Dardan Sejdiu critique les politiciens qui ne parlent que de la Serbie

Dardan Sejdiu, aujourd'hui président du groupe des députés indépendants, a critiqué la classe politique, qui parle toujours de la Serbie comme d'un problème. Sejdiu à Rrocum TV '% a critiqué la génération des politiciens des années 90 qui, selon Sejdiu, ont été formés par avoir toujours ennemi Srbina, et par nom de lui seul, écrit Insadjeri. Il a [...]

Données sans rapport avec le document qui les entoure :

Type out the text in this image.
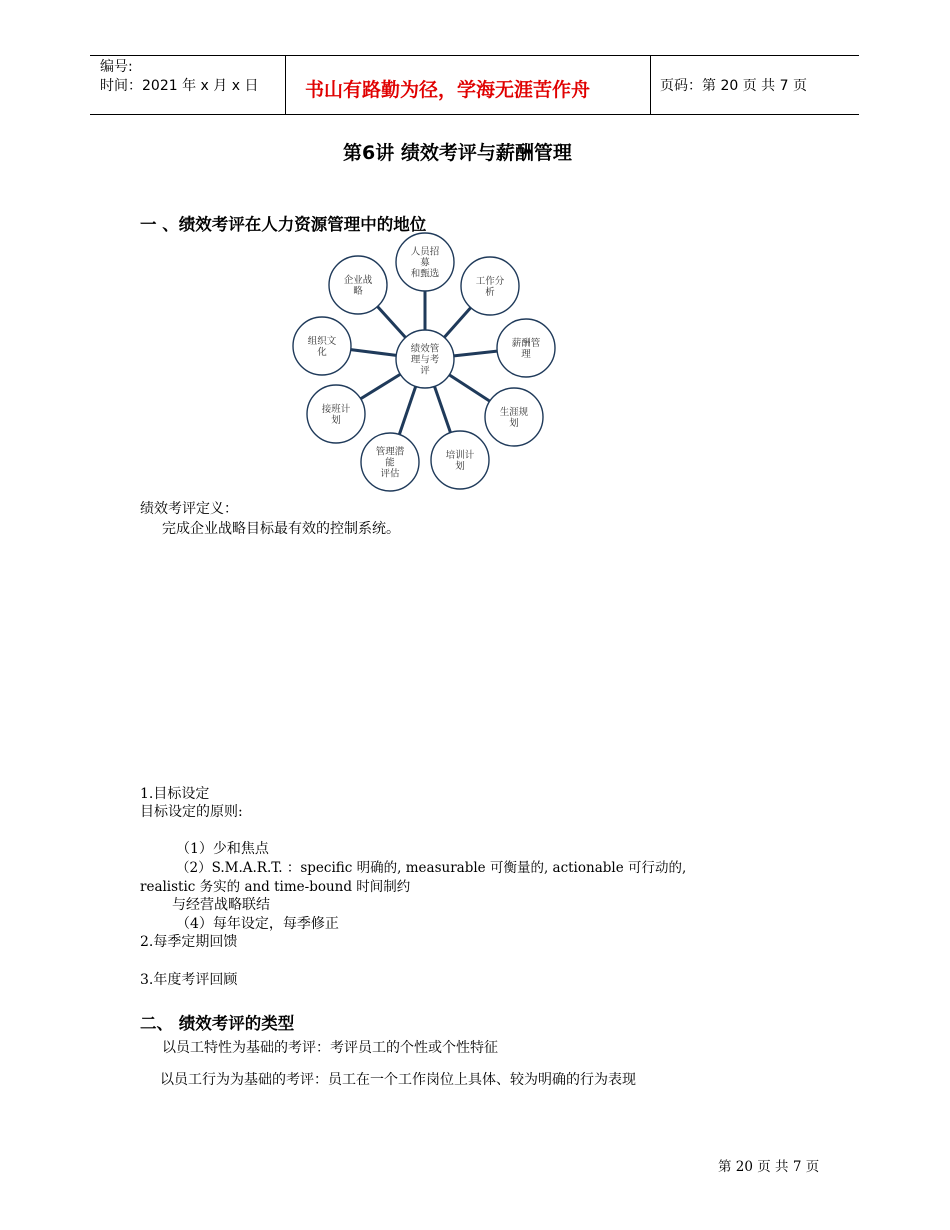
编号:
时间：2021 年 x 月 x 日 书山有路勤为径，学海无涯苦作舟	页码：第 20 页 共 7 页
第6讲 绩效考评与薪酬管理
一 、绩效考评在人力资源管理中的地位
绩效管
理与考
评
人员招
募
和甄选
工作分
析
薪酬管
理
生涯规
划
培训计
划
管理潜
能
评估
接班计
划
组织文
化
企业战
略
绩效考评定义：
完成企业战略目标最有效的控制系统。
1.目标设定
目标设定的原则:
（1）少和焦点
（2）S.M.A.R.T. ：specific 明确的, measurable 可衡量的, actionable 可行动的,
realistic 务实的 and time-bound 时间制约
与经营战略联结
（4）每年设定，每季修正
2.每季定期回馈
3.年度考评回顾
二、 绩效考评的类型
以员工特性为基础的考评：考评员工的个性或个性特征
以员工行为为基础的考评：员工在一个工作岗位上具体、较为明确的行为表现
第 20 页 共 7 页
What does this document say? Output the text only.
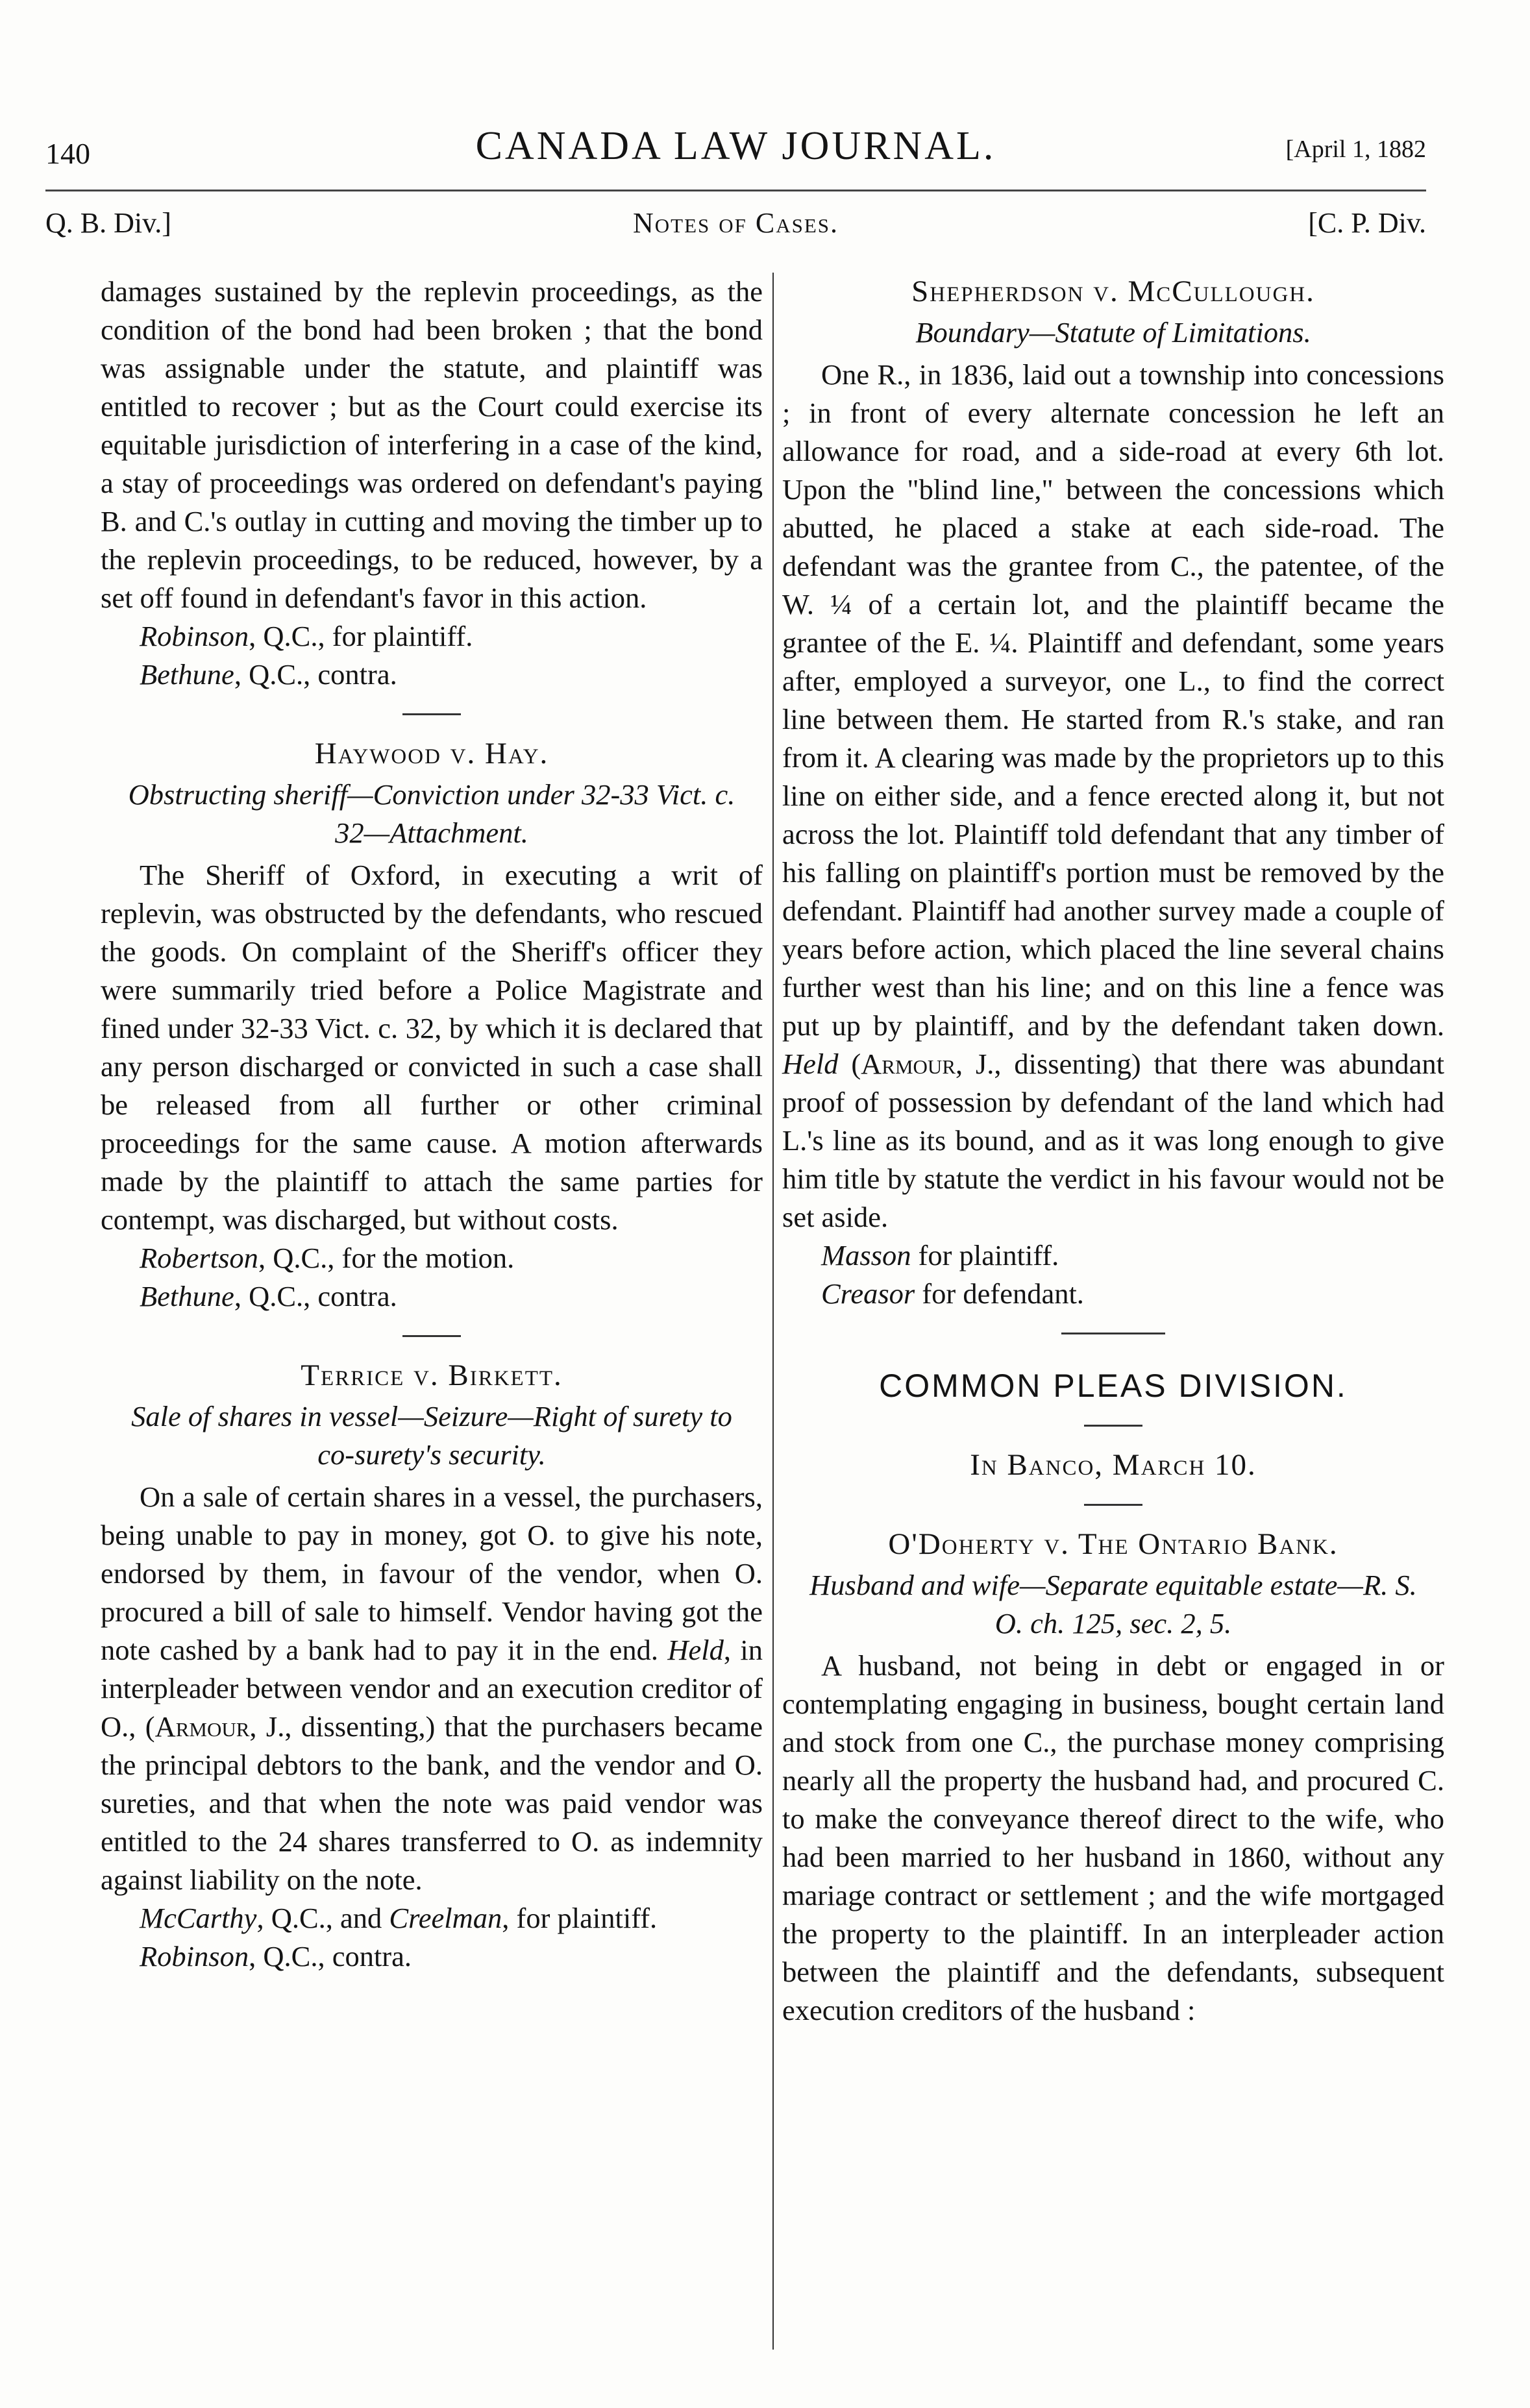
140	CANADA LAW JOURNAL.	[April 1, 1882
Q. B. Div.]	Notes of Cases.	[C. P. Div.

damages sustained by the replevin proceedings, as the condition of the bond had been broken ; that the bond was assignable under the statute, and plaintiff was entitled to recover ; but as the Court could exercise its equitable jurisdiction of interfering in a case of the kind, a stay of proceedings was ordered on defendant's paying B. and C.'s outlay in cutting and moving the timber up to the replevin proceedings, to be reduced, however, by a set off found in defendant's favor in this action.

Robinson, Q.C., for plaintiff.

Bethune, Q.C., contra.

Haywood v. Hay.

Obstructing sheriff—Conviction under 32-33 Vict. c. 32—Attachment.

The Sheriff of Oxford, in executing a writ of replevin, was obstructed by the defendants, who rescued the goods. On complaint of the Sheriff's officer they were summarily tried before a Police Magistrate and fined under 32-33 Vict. c. 32, by which it is declared that any person discharged or convicted in such a case shall be released from all further or other criminal proceedings for the same cause. A motion afterwards made by the plaintiff to attach the same parties for contempt, was discharged, but without costs.

Robertson, Q.C., for the motion.

Bethune, Q.C., contra.

Terrice v. Birkett.

Sale of shares in vessel—Seizure—Right of surety to co-surety's security.

On a sale of certain shares in a vessel, the purchasers, being unable to pay in money, got O. to give his note, endorsed by them, in favour of the vendor, when O. procured a bill of sale to himself. Vendor having got the note cashed by a bank had to pay it in the end. Held, in interpleader between vendor and an execution creditor of O., (Armour, J., dissenting,) that the purchasers became the principal debtors to the bank, and the vendor and O. sureties, and that when the note was paid vendor was entitled to the 24 shares transferred to O. as indemnity against liability on the note.

McCarthy, Q.C., and Creelman, for plaintiff.

Robinson, Q.C., contra.

Shepherdson v. McCullough.

Boundary—Statute of Limitations.

One R., in 1836, laid out a township into concessions ; in front of every alternate concession he left an allowance for road, and a side-road at every 6th lot. Upon the "blind line," between the concessions which abutted, he placed a stake at each side-road. The defendant was the grantee from C., the patentee, of the W. ¼ of a certain lot, and the plaintiff became the grantee of the E. ¼. Plaintiff and defendant, some years after, employed a surveyor, one L., to find the correct line between them. He started from R.'s stake, and ran from it. A clearing was made by the proprietors up to this line on either side, and a fence erected along it, but not across the lot. Plaintiff told defendant that any timber of his falling on plaintiff's portion must be removed by the defendant. Plaintiff had another survey made a couple of years before action, which placed the line several chains further west than his line; and on this line a fence was put up by plaintiff, and by the defendant taken down. Held (Armour, J., dissenting) that there was abundant proof of possession by defendant of the land which had L.'s line as its bound, and as it was long enough to give him title by statute the verdict in his favour would not be set aside.

Masson for plaintiff.

Creasor for defendant.

COMMON PLEAS DIVISION.

In Banco, March 10.

O'Doherty v. The Ontario Bank.

Husband and wife—Separate equitable estate—R. S. O. ch. 125, sec. 2, 5.

A husband, not being in debt or engaged in or contemplating engaging in business, bought certain land and stock from one C., the purchase money comprising nearly all the property the husband had, and procured C. to make the conveyance thereof direct to the wife, who had been married to her husband in 1860, without any mariage contract or settlement ; and the wife mortgaged the property to the plaintiff. In an interpleader action between the plaintiff and the defendants, subsequent execution creditors of the husband :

Sejdiu à Rrocum TV '% a critiqué la génération des politiciens des années 90 qui, selon Sejdiu, ont été formés par avoir toujours ennemi Srbina, et par nom de lui seul, écrit Insadjeri.
Il a dit qu'il n'a discuté que de deux sujets, le dialogue avec la Serbie et la démarcation, et que pour les politiciens de Sejdiu qui tiennent ces discussions sur leurs pieds, ils ne savent pas de quoi ils parlent.
Le mouvement Vetevendosje est l'un des partis qui a pour la plupart rejeté les questions liées à la Serbie, et maintenant Sejdiu dit que les politiciens qui ne parlent que de la Serbie ne savent pas de quoi ils parlent.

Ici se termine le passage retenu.